|director||Jennifer M. Kroot|
|writer||Jennifer M. Kroot|
|starring||George Kuchar, Mike Kuchar, John Waters, Buck Henry, Atom Egoyan, Wayne Wang, Guy Maddin, B Ruby Rich, Bill Griffith, Christopher Coppola|
|trailer 1||Trailer #1|
Unless you’re a serious cinematic student of John Waters and underground trash cinema or an actual student at the Art Institute of San Francisco, the odds are you’ve never heard of George Kuchar. With 215 credited directorial films on the IMDB in a career spanning 5-decades, the only 2 notable productions that George Kuchar ever attached his name to were 1965’s Sins of the Feshapoids (which was directed by George’s twin brother Mike) and the 1975 post-modern-horror-porno-comedy Thundercrack! (Directed by Curt McDowell).
Sure, you may not know George Kuchar’s name, but the company he and his brother Mike kept as they screened 8mm opuses in the Manhattan underground included such superstars as Andy Warhol and Kenneth Anger (Hollywood Babylon). In 1971 George moved to San Francisco to teach film at the Art Institute (where he still resides). There his contemporaries included the likes of comic book artists Bill Griffith (Zippy the Pinhead) and the legendary Robert Crumb (Fritz the Cat). With a ready made cast of students at his disposal, Kuchar’s incredible output has never ceased. In fact, between 2003 and 2004, George Kuchar directed an astounding 14 short films.
The hallmarks of a Kuchar film include wildly inexplicable dialogue and situations, near surrealistic settings in worlds inhabited by women with crazy Joan Crawford eyebrows and bi-sexual men with thick, very thick, mustaches. It would really take no effort at all to draw a direct line between the characters that populate George Kuchar’s universe in the 1960’s to the Multiple Maniacs of John Waters’ 1970’s. The influence and homage are absolute fact.
Documentary filmmaker Jennifer M. Kroot gathers together an impressive array of talent and fans recount the influence of George and Mike Kuchar—including John Waters, Screenwriter Buck Henry (The Graduate), Director Atom Egoyan (The Sweet Hereafter), Christopher Coppola and Wayne Wang (The Joy Luck Club). That such a broad and diverse band of filmmakers would call George Kuchar, friend and mentor, speaks to the genius that hides inside the addled brain of a very complex man.
Perhaps the most fascinating part of It Came From Kuchar is the breadth of interview footage with George and Mike about life experiences as varied as Mike’s trips to Tibet and George’s springtime sabbaticals to the Midwest in pursuit of his passion for Tornados. Somewhere under the barrage of dialogue that spews—almost unfiltered—from George’s brain and mouth right into the camera lens, we can catch a glimpse of an accomplished artist who can only see the world through his unique eyes.
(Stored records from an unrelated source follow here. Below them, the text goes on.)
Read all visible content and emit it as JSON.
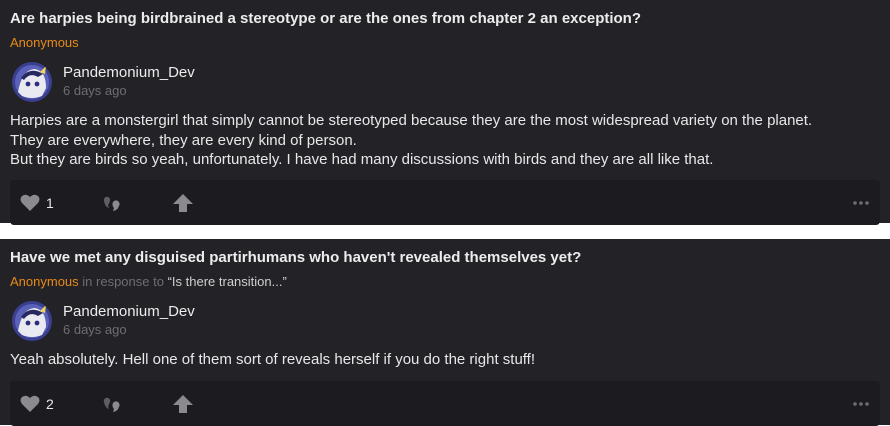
{
  "posts": [
    {
      "question": "Are harpies being birdbrained a stereotype or are the ones from chapter 2 an exception?",
      "asker": "Anonymous",
      "in_response_to": "",
      "quoted": "",
      "author": "Pandemonium_Dev",
      "time": "6 days ago",
      "answer_lines": [
        "Harpies are a monstergirl that simply cannot be stereotyped because they are the most widespread variety on the planet.",
        "They are everywhere, they are every kind of person.",
        "But they are birds so yeah, unfortunately. I have had many discussions with birds and they are all like that."
      ],
      "likes": "1"
    },
    {
      "question": "Have we met any disguised partirhumans who haven't revealed themselves yet?",
      "asker": "Anonymous",
      "in_response_to": "in response to",
      "quoted": "“Is there transition...”",
      "author": "Pandemonium_Dev",
      "time": "6 days ago",
      "answer_lines": [
        "Yeah absolutely. Hell one of them sort of reveals herself if you do the right stuff!"
      ],
      "likes": "2"
    }
  ],
  "icons": {
    "like": "heart-icon",
    "quote": "quote-icon",
    "share": "share-arrow-icon",
    "more": "more-dots-icon"
  },
  "colors": {
    "card_bg": "#232226",
    "accent": "#e88a18",
    "muted": "#6f6d73"
  }
}
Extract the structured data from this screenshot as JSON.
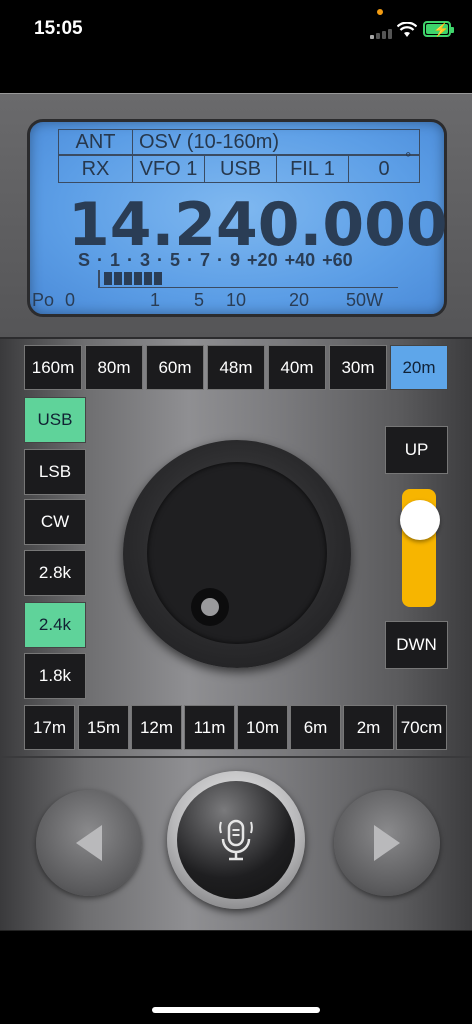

Watching a George Kuchar interview is akin to listening to 3 different radio stations simultaneously while vacuuming and talking on the telephone. It’s a lot of information to process. It’s endlessly fascinating and mildly annoying. But, what is revealed in these interviews and indeed in the interviews with those whose careers are so much more distinguished than his—in 50-years, George Kuchar has never compromised his artistic vision. That singular vision that has plowed right through the original Underground Film movement, the Trash Cinema seventies and the No Wave/Transgressive period and landed smack dab in the new media, digital video revolution of today. It’s an unrivaled feat and the highway is littered with bizarre filmmakers that either got respectable or got lost. John Waters went on to make more or less mainstream Hollywood (or at least Baltimore) productions, Kenneth Anger stepped away from the camera for nearly 25-years. Warhol gave up filmmaking’s 15-minutes of fame abandoned the Factory and settled into the decadence of the Studio 54 set. If and when Richard Kern and Nick Zedd direct today, they rarely deliver the shocks they once shoved down throats in the early 80’s and 90’s with films like Geek Maggot Bingo and Sewing Circle. But George Kuchar is still here at 67 churning out films that are uncompromising in their surrealistic sexuality and unbridled imagination.
It Came From Kuchar is an important document of one man’s never ending quest to create art—whether or not you like it or not, it’s immaterial to George Kuchar. He lives and breaths cinema, it defines him, it motivates him and it has immortalized him and all his celluloid madness.